Por sua vez, sob a epígrafe “rejeição do recurso”, estabelece a alínea a) do n.º 1 do art.º 420.º do C.P.P. que o recurso é rejeitado sempre que for manifesta a sua improcedência.
*
7 - É o que efectivamente acontece no presente caso, pelo que, perante a manifesta improcedência do recurso interposto, passa a proferir-se decisão sumária:
Está em causa nos autos o cálculo da prisão subsidiária relativamente a pena de multa de 240 dias e à qual foi descontado um dia de detenção.
Sustenta o Ministério Público que, no caso, a prisão subsidiária deve ser fixada em 159 dias, devendo ser alterado o despacho recorrido em conformidade, isto é, acrescentando mais um dia de prisão subsidiária, não esclarecendo, porém, como chega a tal conclusão, limitando-se a afirmá-la.

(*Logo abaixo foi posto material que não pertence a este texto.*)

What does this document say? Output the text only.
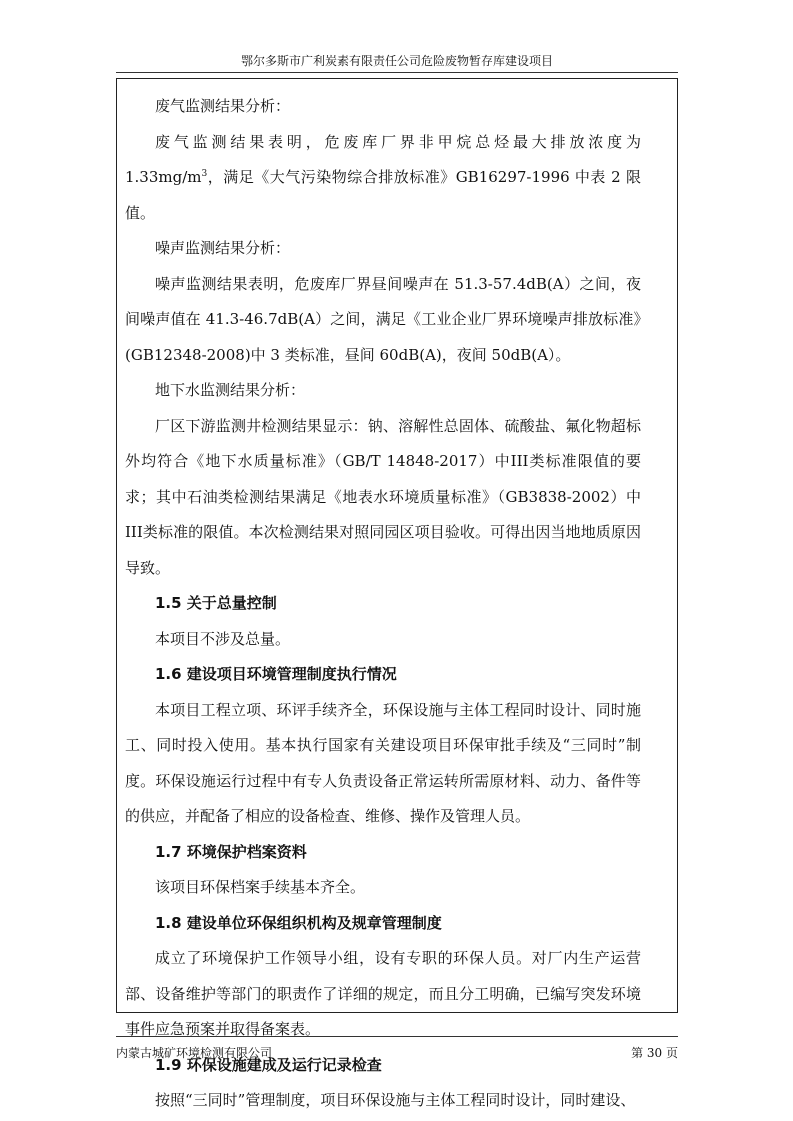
鄂尔多斯市广利炭素有限责任公司危险废物暂存库建设项目

废气监测结果分析：

废气监测结果表明，危废库厂界非甲烷总烃最大排放浓度为 $1.33mg/m^3$，满足《大气污染物综合排放标准》GB16297-1996 中表 2 限值。

噪声监测结果分析：

噪声监测结果表明，危废库厂界昼间噪声在 51.3-57.4dB(A）之间，夜间噪声值在 41.3-46.7dB(A）之间，满足《工业企业厂界环境噪声排放标准》(GB12348-2008)中 3 类标准，昼间 60dB(A)，夜间 50dB(A）。

地下水监测结果分析：

厂区下游监测井检测结果显示：钠、溶解性总固体、硫酸盐、氟化物超标外均符合《地下水质量标准》（GB/T 14848-2017）中III类标准限值的要求；其中石油类检测结果满足《地表水环境质量标准》（GB3838-2002）中III类标准的限值。本次检测结果对照同园区项目验收。可得出因当地地质原因导致。

1.5 关于总量控制

本项目不涉及总量。

1.6 建设项目环境管理制度执行情况

本项目工程立项、环评手续齐全，环保设施与主体工程同时设计、同时施工、同时投入使用。基本执行国家有关建设项目环保审批手续及“三同时”制度。环保设施运行过程中有专人负责设备正常运转所需原材料、动力、备件等的供应，并配备了相应的设备检查、维修、操作及管理人员。

1.7 环境保护档案资料

该项目环保档案手续基本齐全。

1.8 建设单位环保组织机构及规章管理制度

成立了环境保护工作领导小组，设有专职的环保人员。对厂内生产运营部、设备维护等部门的职责作了详细的规定，而且分工明确，已编写突发环境事件应急预案并取得备案表。

1.9 环保设施建成及运行记录检查

按照“三同时”管理制度，项目环保设施与主体工程同时设计，同时建设、

内蒙古城矿环境检测有限公司	第 30 页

Pensamos que não lhe assiste razão, considerando-se até inexplicável que, por questão de tão diminuta relevância e que só prejudicaria o arguido, não se tenha abstido de fazer uso do direito ao recurso.
Vejamos.
Quanto à conversão da multa não paga em prisão subsidiária, determina o art.º 49.º do C. Penal:
«1 - Se a multa, que não tenha sido substituída por trabalho, não for paga voluntária ou coercivamente, é cumprida prisão subsidiária pelo tempo correspondente reduzido a dois terços, ainda que o crime não fosse punível com prisão, não se aplicando, para o efeito, o limite mínimo dos dias de prisão constante do n.º 1 do artigo 41.º
2 - O condenado pode a todo o tempo evitar, total ou
parcialmente, a execução da prisão subsidiária, pagando, no todo ou em parte, a multa a que foi condenado.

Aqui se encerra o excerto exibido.